Now that more of us are working remotely, we need to do things a bit differently. At the example of a real-world project, this masterclass demonstrates a new way of working collaboratively within Final Cut, enabling creative team members in different locations to transfer libraries and media over the internet using Postlab.
The project takes existing content from a short film starring world renowned free runner Chase Armitage and turns it into smaller pieces for his social media.
The original is a great little film with lots of fantastic content shot on RED, Canon C300, and iPhone, with over 600GB of media. Back in our office, all team members would have access to all media and libraries through our central storage.
But we are not in the office, are we?
We want to show how we can work just as effectively with team members across multiple locations.

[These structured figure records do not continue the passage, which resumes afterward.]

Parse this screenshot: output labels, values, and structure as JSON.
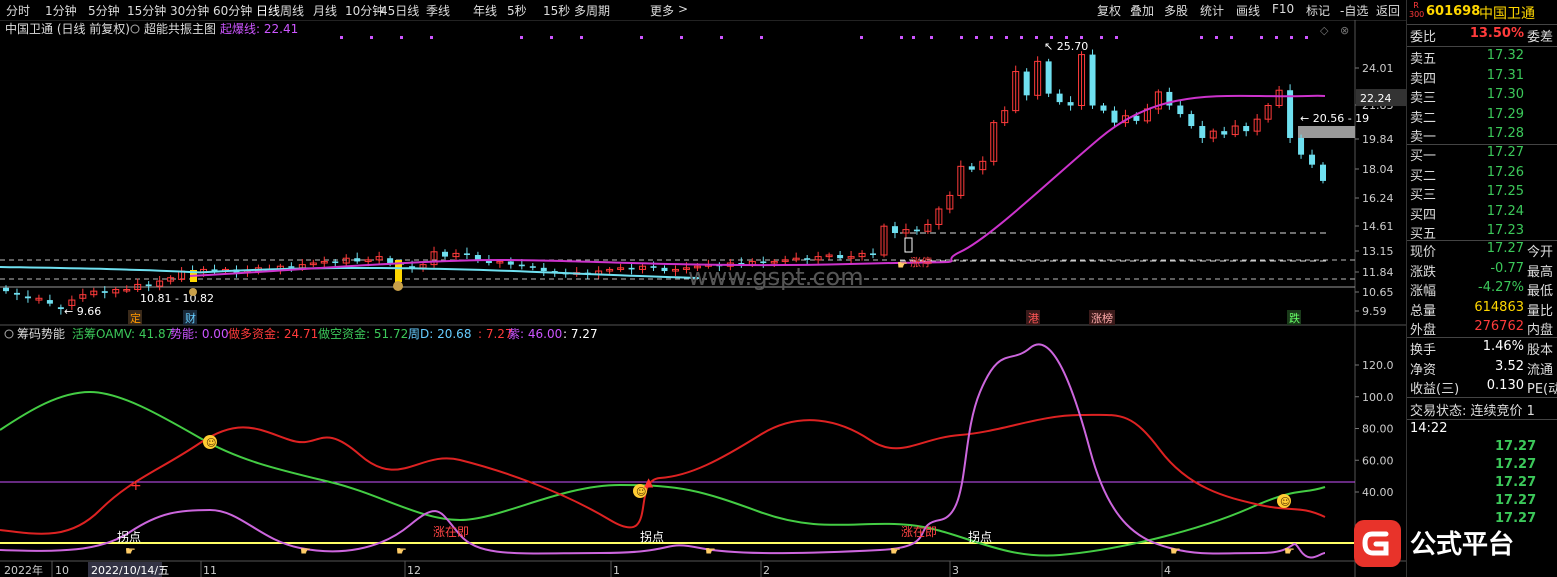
{
  "toolbar": {
    "periods": [
      "分时",
      "1分钟",
      "5分钟",
      "15分钟",
      "30分钟",
      "60分钟",
      "日线",
      "周线",
      "月线",
      "10分钟",
      "45日线",
      "季线",
      "年线",
      "5秒",
      "15秒",
      "多周期",
      "更多"
    ],
    "more_arrow": ">",
    "right": [
      "复权",
      "叠加",
      "多股",
      "统计",
      "画线",
      "F10",
      "标记",
      "-自选",
      "返回"
    ]
  },
  "main_chart": {
    "title": "中国卫通 (日线 前复权)",
    "indicator": "超能共振主图",
    "line_label": "起爆线: 22.41",
    "y_ticks": [
      "24.01",
      "22.24",
      "21.83",
      "19.84",
      "18.04",
      "16.24",
      "14.61",
      "13.15",
      "11.84",
      "10.65",
      "9.59"
    ],
    "current_price_tag": "22.24",
    "annotations": {
      "high": "25.70",
      "low": "9.66",
      "range_left": "10.81 - 10.82",
      "range_right": "20.56 - 19"
    },
    "event_labels": [
      "定",
      "财",
      "港",
      "涨榜",
      "跌"
    ],
    "signal_label": "涨停",
    "watermark": "www.gspt.com"
  },
  "sub_chart": {
    "name": "筹码势能",
    "legend": [
      {
        "text": "活筹OAMV: 41.87",
        "color": "#3cc85a"
      },
      {
        "text": "势能: 0.00",
        "color": "#cc55ff"
      },
      {
        "text": "做多资金: 24.71",
        "color": "#ff3b3b"
      },
      {
        "text": "做空资金: 51.72",
        "color": "#3cc85a"
      },
      {
        "text": "周D: 20.68",
        "color": "#66ccff"
      },
      {
        "text": ": 7.27",
        "color": "#ff3b3b"
      },
      {
        "text": "紫: 46.00",
        "color": "#cc55ff"
      },
      {
        "text": ": 7.27",
        "color": "#ffffff"
      }
    ],
    "y_ticks": [
      "120.0",
      "100.0",
      "80.00",
      "60.00",
      "40.00"
    ],
    "labels": [
      "拐点",
      "涨在即",
      "拐点",
      "涨在即",
      "拐点"
    ]
  },
  "x_axis": {
    "labels": [
      "2022年",
      "10",
      "2022/10/14/五",
      "11",
      "12",
      "1",
      "2",
      "3",
      "4"
    ]
  },
  "quote_panel": {
    "badge_top": "R",
    "badge_bottom": "300",
    "code": "601698",
    "name": "中国卫通",
    "weibi_label": "委比",
    "weibi_value": "13.50%",
    "weicha_label": "委差",
    "asks": [
      {
        "label": "卖五",
        "price": "17.32"
      },
      {
        "label": "卖四",
        "price": "17.31"
      },
      {
        "label": "卖三",
        "price": "17.30"
      },
      {
        "label": "卖二",
        "price": "17.29"
      },
      {
        "label": "卖一",
        "price": "17.28"
      }
    ],
    "bids": [
      {
        "label": "买一",
        "price": "17.27"
      },
      {
        "label": "买二",
        "price": "17.26"
      },
      {
        "label": "买三",
        "price": "17.25"
      },
      {
        "label": "买四",
        "price": "17.24"
      },
      {
        "label": "买五",
        "price": "17.23"
      }
    ],
    "stats": [
      {
        "label": "现价",
        "value": "17.27",
        "color": "#3cc85a",
        "ext": "今开"
      },
      {
        "label": "涨跌",
        "value": "-0.77",
        "color": "#3cc85a",
        "ext": "最高"
      },
      {
        "label": "涨幅",
        "value": "-4.27%",
        "color": "#3cc85a",
        "ext": "最低"
      },
      {
        "label": "总量",
        "value": "614863",
        "color": "#ffd700",
        "ext": "量比"
      },
      {
        "label": "外盘",
        "value": "276762",
        "color": "#ff3b3b",
        "ext": "内盘"
      }
    ],
    "stats2": [
      {
        "label": "换手",
        "value": "1.46%",
        "color": "#ffffff",
        "ext": "股本"
      },
      {
        "label": "净资",
        "value": "3.52",
        "color": "#ffffff",
        "ext": "流通"
      },
      {
        "label": "收益(三)",
        "value": "0.130",
        "color": "#ffffff",
        "ext": "PE(动)"
      }
    ],
    "trade_status": "交易状态: 连续竞价 1",
    "ticks_time": "14:22",
    "ticks": [
      "17.27",
      "17.27",
      "17.27",
      "17.27",
      "17.27"
    ]
  },
  "logo": {
    "text": "公式平台"
  }
}
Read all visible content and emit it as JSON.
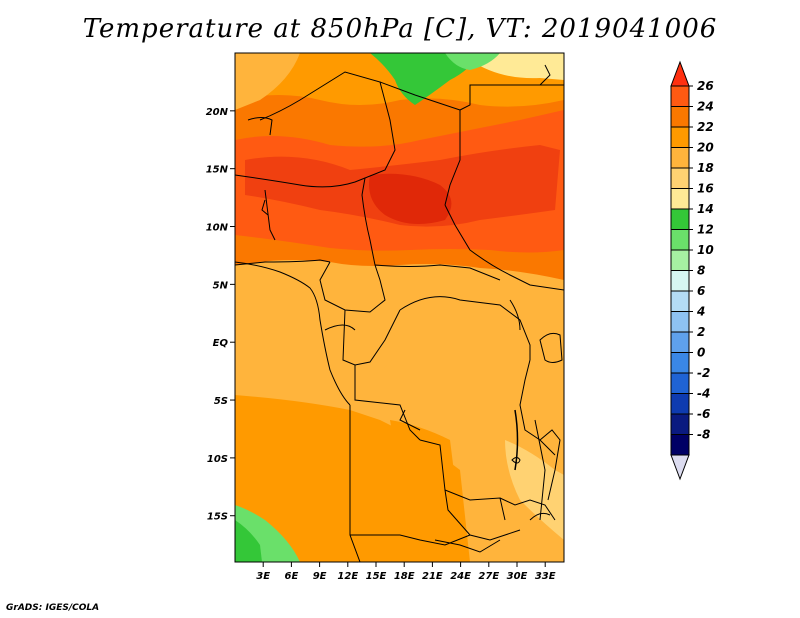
{
  "title": "Temperature at 850hPa [C], VT: 2019041006",
  "credit": "GrADS: IGES/COLA",
  "map": {
    "lon_range": [
      0,
      35
    ],
    "lat_range": [
      -19,
      25
    ],
    "lon_ticks": [
      "3E",
      "6E",
      "9E",
      "12E",
      "15E",
      "18E",
      "21E",
      "24E",
      "27E",
      "30E",
      "33E"
    ],
    "lat_ticks": [
      "20N",
      "15N",
      "10N",
      "5N",
      "EQ",
      "5S",
      "10S",
      "15S"
    ]
  },
  "legend": {
    "labels": [
      "26",
      "24",
      "22",
      "20",
      "18",
      "16",
      "14",
      "12",
      "10",
      "8",
      "6",
      "4",
      "2",
      "0",
      "-2",
      "-4",
      "-6",
      "-8"
    ],
    "colors": [
      "#ff3010",
      "#ff5a12",
      "#fa7800",
      "#ff9a00",
      "#ffb43c",
      "#ffd272",
      "#ffea96",
      "#34c738",
      "#6ae06a",
      "#a6f0a2",
      "#d6f6f2",
      "#b4dcf5",
      "#8ec2f2",
      "#5fa1ec",
      "#3a87e6",
      "#1f63d4",
      "#0e3bb0",
      "#0a1a80",
      "#000065",
      "#dcdcf0"
    ]
  },
  "colors": {
    "orange_light": "#ffb43c",
    "orange_mid": "#ff9a00",
    "orange_dark": "#fa7800",
    "red_orange": "#ff5a12",
    "red": "#e02808",
    "green": "#34c738",
    "light_green": "#6ae06a"
  }
}
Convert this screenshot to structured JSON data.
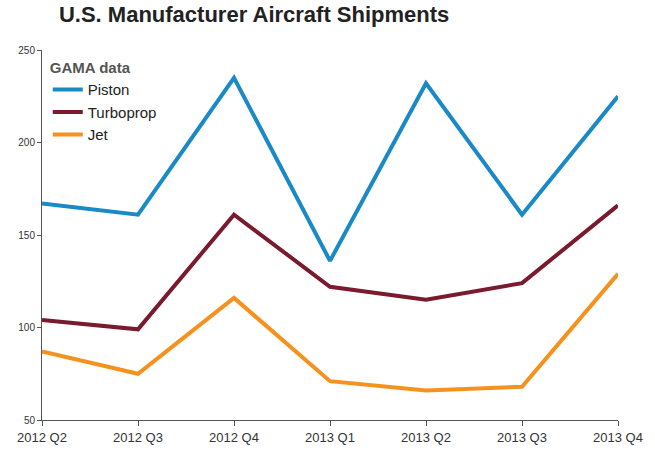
{
  "chart_data": {
    "type": "line",
    "title": "U.S. Manufacturer Aircraft Shipments",
    "subtitle": "GAMA data",
    "categories": [
      "2012 Q2",
      "2012 Q3",
      "2012 Q4",
      "2013 Q1",
      "2013 Q2",
      "2013 Q3",
      "2013 Q4"
    ],
    "series": [
      {
        "name": "Piston",
        "color": "#1a8ac6",
        "values": [
          167,
          161,
          235,
          136,
          232,
          161,
          225
        ]
      },
      {
        "name": "Turboprop",
        "color": "#7a1a2e",
        "values": [
          104,
          99,
          161,
          122,
          115,
          124,
          166
        ]
      },
      {
        "name": "Jet",
        "color": "#f5921e",
        "values": [
          87,
          75,
          116,
          71,
          66,
          68,
          129
        ]
      }
    ],
    "ylim": [
      50,
      250
    ],
    "yticks": [
      50,
      100,
      150,
      200,
      250
    ],
    "grid": false,
    "legend": "top-left"
  }
}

The first member of our team, Aaron, works on a Mac Pro and ingests, organises and creates a proxy-only library to share with the team. The second team member, Natalie, picks up the library and edits a full-length promo and two short social versions. When she is done, she hands over the library to a third team member, Leon, who adds motion graphics and a colour grades. Once all the edits and effects are completed, the library is handed back to Aaron, who does a final check, relinks to the high-res media, and creates the exports for the client.
The library was stored, tracked, and shared via Postlab, which is a fantastic tool for managing libraries in the cloud. The proxies themselves were kept on Postlab Drive, which acts similarly to network storage, but all the files are stored in the cloud.
This is a really exciting new way of working!